A specified query statement is executed at the specified check frequency based on the specified time range to query data. The query result is used and calculated as a parameter in the trigger condition. If the calculation result of the trigger condition is true, an alert is triggered. This topic describes the timeliness of alert monitoring.

The timeliness of alert monitoring has the following features:
  • When you create an alert monitoring rule, we recommend that you do not set the time range for a query to the same relative time that is specified for the Check Frequency parameter.

    For example, the time range is set to 1 Minute(Relative), and the Check Frequency parameter is set to Fixed Interval 1 Minutes.

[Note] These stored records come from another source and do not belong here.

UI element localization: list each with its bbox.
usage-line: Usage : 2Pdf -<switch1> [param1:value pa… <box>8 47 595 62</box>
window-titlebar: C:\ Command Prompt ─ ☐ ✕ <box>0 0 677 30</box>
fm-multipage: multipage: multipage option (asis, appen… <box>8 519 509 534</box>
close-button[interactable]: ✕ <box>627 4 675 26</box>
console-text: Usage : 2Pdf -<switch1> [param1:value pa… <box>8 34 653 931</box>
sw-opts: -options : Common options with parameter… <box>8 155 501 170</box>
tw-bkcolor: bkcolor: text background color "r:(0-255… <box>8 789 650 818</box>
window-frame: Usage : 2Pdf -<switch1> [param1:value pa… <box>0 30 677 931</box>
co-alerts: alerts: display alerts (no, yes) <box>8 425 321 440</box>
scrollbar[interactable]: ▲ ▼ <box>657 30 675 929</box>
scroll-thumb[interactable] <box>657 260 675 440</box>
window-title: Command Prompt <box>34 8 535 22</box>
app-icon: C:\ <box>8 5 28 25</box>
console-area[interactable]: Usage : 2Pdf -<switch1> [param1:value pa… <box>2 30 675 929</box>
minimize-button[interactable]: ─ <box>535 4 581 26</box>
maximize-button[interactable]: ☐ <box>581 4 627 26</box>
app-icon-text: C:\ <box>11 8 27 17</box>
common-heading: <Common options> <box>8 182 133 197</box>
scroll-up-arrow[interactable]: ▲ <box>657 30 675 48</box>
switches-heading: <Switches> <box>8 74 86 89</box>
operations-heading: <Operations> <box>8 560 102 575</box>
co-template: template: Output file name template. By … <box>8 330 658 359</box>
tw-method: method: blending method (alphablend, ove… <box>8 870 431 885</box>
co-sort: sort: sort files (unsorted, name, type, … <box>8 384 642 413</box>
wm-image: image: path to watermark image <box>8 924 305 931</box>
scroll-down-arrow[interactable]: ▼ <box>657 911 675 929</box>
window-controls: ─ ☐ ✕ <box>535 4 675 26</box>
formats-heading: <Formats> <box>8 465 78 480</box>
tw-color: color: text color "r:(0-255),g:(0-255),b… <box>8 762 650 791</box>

    In this example, the Check Frequency parameter is set to Fixed Interval 1 Minutes. After data is written to Log Service, latency exists before the data can be queried. Even if the latency is low, you may still fail to query all of the data For example, the alert monitoring rule is executed at 12:03:30 and the time range is set to 1 Minute(Relative), this indicates that the time range is [12:02:30, 12:03:30). Logs that are written to Log Service at 12:03:29 may not be queried at 12:03:30.
    • If you have high requirements on alert accuracy, such as no duplicate alerts and no missing alerts, you can set the time range to an earlier period. You can set a new time range whose start time and end time are 10 to 70 seconds earlier than the original ones. For example, the alert monitoring rule is executed at 12:03:30. In this case, you can set the time range to [12:02:20,12:03:20) that is 10 seconds earlier. This prevents missing alerts that are caused by indexing latency.
    • If you have high requirements on real-time performance, you can set the time range to an earlier period. For example, you want to receive alert notifications at once alerts are triggered regardless of duplicate alerts. In this case, you can set a new time range whose start time is 0 to 70 seconds earlier than the original one. For example, the alert monitoring rule is executed at 12:03:30. You can set the time range to 70Seconds(Relative), this indicates that the time range is [12:02:20,12:03:30).
  • When the logs that are generated at different points in time within the same minute are written at the same time, an issue may occur. In this case, the indexes of the later logs may be written to the point in time of the earlier logs. This issue occurs due to the method that Log Service uses to build indexes.
    For example, the alert monitoring rule is executed at 12:03:30 and the time range is set to 1 Minute(Relative), this indicates that the time range is [12:02:30, 12:03:30). Multiple log entries are written at 12:02:50 and these log entries are generated at different points in time within the same minute, for example, 12:02:20 and 12:02:50. In this case, the indexes of these log entries may be written to the point in time 12:02:20. However, this may result in an issue that no log entries can be queried in the time range [12:02:30,12:03:30).
    • If you have high requirements on alert accuracy, such as no duplicate alerts and no missing alerts, you can set the time range to a time frame. You can set the time range to 1 Minute(Time Frame), 5 Minutes(Time Frame), or 1 Hour(Time Frame). Then, you can set the Check Frequency parameter to the same time period, for example, 1 Minutes, 5 Minutes, or 1 Hours.
    • If you have high requirements on real-time performance, we recommend that you set the time range to a specific period. The specific period includes at least the 1 minute that is earlier than the current time. This allows you to receive alert notifications at once alerts are triggered regardless of duplicate alerts. For example, the alert monitoring rule is executed at 12:03:30. If you set the time range to 90Minutes(Relative), this indicates that the time range is [12:02:00,12:03:30). Then, you can set the Check Frequency parameter to 1 Minutes.